Smaller funds traditionally do not have the financial firepower to tap into these investments because of the higher costs charged by venture capital firms.
However, by handing over cash to the Phoenix fund, it is possible that even the smallest of Britain’s 27,000 workplace pension schemes will have access to these investments.
This idea has been partly inspired by similar investment funds in Australia, such as IFM which specialises in infrastructure investments.
Mr Hunt has announced he wants to boost returns for savers while directing more cash towards productive, higher-returning assets under plans first announced in last year’s Mansion House speech.
He claimed the reforms could boost individual pension pots by up to £1,000.

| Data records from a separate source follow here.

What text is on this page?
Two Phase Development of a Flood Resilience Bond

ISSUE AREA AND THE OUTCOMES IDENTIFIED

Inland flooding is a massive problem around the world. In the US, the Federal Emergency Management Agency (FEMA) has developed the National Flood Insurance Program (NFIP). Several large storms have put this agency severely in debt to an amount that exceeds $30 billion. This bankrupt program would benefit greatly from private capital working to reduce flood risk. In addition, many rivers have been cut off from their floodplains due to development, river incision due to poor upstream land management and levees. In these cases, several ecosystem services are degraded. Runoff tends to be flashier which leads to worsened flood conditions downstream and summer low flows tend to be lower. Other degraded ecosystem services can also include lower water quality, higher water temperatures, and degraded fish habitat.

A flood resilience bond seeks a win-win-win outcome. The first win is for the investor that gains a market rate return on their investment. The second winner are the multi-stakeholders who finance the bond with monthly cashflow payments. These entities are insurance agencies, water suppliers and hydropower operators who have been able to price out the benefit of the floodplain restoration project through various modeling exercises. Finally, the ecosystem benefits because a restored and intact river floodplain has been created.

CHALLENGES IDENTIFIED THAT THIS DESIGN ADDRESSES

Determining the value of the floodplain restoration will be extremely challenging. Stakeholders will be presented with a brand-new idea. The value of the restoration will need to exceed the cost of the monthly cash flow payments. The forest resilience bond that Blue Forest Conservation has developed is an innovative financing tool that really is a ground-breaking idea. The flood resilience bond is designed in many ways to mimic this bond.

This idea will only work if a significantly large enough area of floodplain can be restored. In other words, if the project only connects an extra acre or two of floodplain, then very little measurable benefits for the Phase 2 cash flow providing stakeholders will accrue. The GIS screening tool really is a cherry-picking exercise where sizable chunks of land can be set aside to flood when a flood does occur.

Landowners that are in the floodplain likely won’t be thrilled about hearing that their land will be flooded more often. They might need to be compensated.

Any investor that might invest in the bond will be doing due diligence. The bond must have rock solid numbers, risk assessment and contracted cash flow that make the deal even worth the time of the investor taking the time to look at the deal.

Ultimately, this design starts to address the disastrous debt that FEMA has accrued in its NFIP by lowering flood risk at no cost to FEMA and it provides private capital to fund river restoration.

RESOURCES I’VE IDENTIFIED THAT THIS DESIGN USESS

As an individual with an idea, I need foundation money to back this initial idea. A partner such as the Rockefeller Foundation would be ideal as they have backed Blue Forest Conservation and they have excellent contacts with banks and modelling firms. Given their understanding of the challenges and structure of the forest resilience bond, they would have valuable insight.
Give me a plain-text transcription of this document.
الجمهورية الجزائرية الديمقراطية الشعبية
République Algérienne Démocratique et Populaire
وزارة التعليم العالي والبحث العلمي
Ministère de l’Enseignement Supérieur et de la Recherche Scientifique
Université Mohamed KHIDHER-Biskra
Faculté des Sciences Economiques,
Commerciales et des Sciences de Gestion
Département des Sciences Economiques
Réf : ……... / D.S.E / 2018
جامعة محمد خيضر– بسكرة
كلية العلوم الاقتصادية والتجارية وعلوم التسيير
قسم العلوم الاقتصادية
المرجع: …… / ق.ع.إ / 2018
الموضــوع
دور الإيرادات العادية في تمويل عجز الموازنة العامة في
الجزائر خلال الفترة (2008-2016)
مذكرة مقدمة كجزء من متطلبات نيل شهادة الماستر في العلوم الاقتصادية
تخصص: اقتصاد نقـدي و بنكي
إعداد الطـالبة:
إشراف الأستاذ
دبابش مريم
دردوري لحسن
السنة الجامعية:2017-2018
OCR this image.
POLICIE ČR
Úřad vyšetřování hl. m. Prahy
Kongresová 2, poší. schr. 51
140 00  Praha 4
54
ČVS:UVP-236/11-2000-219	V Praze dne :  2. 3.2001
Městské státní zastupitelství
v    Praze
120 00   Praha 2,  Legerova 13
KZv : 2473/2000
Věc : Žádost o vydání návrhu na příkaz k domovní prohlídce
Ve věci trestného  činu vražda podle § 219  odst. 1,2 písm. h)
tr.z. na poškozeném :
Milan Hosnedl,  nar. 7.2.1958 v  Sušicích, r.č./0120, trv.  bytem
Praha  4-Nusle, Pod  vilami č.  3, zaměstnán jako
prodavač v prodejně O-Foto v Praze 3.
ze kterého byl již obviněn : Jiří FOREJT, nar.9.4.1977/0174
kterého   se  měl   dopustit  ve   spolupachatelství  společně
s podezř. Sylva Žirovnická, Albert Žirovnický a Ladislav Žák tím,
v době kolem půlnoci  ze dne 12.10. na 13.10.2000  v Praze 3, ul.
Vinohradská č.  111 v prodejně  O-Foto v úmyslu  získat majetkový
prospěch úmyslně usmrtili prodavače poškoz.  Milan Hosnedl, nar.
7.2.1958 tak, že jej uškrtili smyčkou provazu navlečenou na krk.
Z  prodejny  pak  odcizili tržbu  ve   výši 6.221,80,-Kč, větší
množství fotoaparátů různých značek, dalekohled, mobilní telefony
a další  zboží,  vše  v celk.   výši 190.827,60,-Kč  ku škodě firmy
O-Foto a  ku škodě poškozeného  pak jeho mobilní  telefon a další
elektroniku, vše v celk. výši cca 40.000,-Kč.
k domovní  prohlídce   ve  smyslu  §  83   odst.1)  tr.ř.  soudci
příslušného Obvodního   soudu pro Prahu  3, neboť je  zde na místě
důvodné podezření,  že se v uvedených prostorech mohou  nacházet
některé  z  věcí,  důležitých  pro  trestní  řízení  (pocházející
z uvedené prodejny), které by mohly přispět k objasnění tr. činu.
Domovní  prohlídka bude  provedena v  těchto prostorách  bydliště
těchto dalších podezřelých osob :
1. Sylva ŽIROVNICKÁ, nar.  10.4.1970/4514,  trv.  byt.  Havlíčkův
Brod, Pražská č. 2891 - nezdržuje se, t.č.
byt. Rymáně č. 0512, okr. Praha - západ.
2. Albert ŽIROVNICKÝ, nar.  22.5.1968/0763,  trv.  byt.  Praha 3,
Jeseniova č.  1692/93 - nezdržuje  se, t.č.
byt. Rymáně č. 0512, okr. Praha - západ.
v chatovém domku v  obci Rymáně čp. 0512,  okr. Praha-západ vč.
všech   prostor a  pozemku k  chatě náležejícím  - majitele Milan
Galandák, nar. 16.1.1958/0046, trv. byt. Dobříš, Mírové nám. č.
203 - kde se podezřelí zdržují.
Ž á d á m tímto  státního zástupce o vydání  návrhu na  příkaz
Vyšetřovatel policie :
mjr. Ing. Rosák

However, some pension funds openly warned the Chancellor against mandating UK-based investment, which they say could reduce investor returns.
Phoenix is said to be aiming for around 40pc of UK-focused investment as part of its Mansion House commitment, but sources suggested this was not a target and the focus would be on returns over location.
Britain’s largest local government pension scheme is also understood to be plotting a new UK-focused fund as part of a new £2bn investment drive into private markets.
Border to Coast, which manages the pension pots of local government workers from Bedfordshire to Teesside, will invest hundreds of millions of pounds of this pot into UK infrastructure, private equity and private credit over the next year. This will be achieved through a new “UK Opportunities” fund focusing on British assets.
Border to Coast is the largest local government pension scheme in the UK with just under £60bn in assets. Its new UK Opportunities fund will target projects including housing, transport and renewable energy, all of which money managers said would benefit UK communities.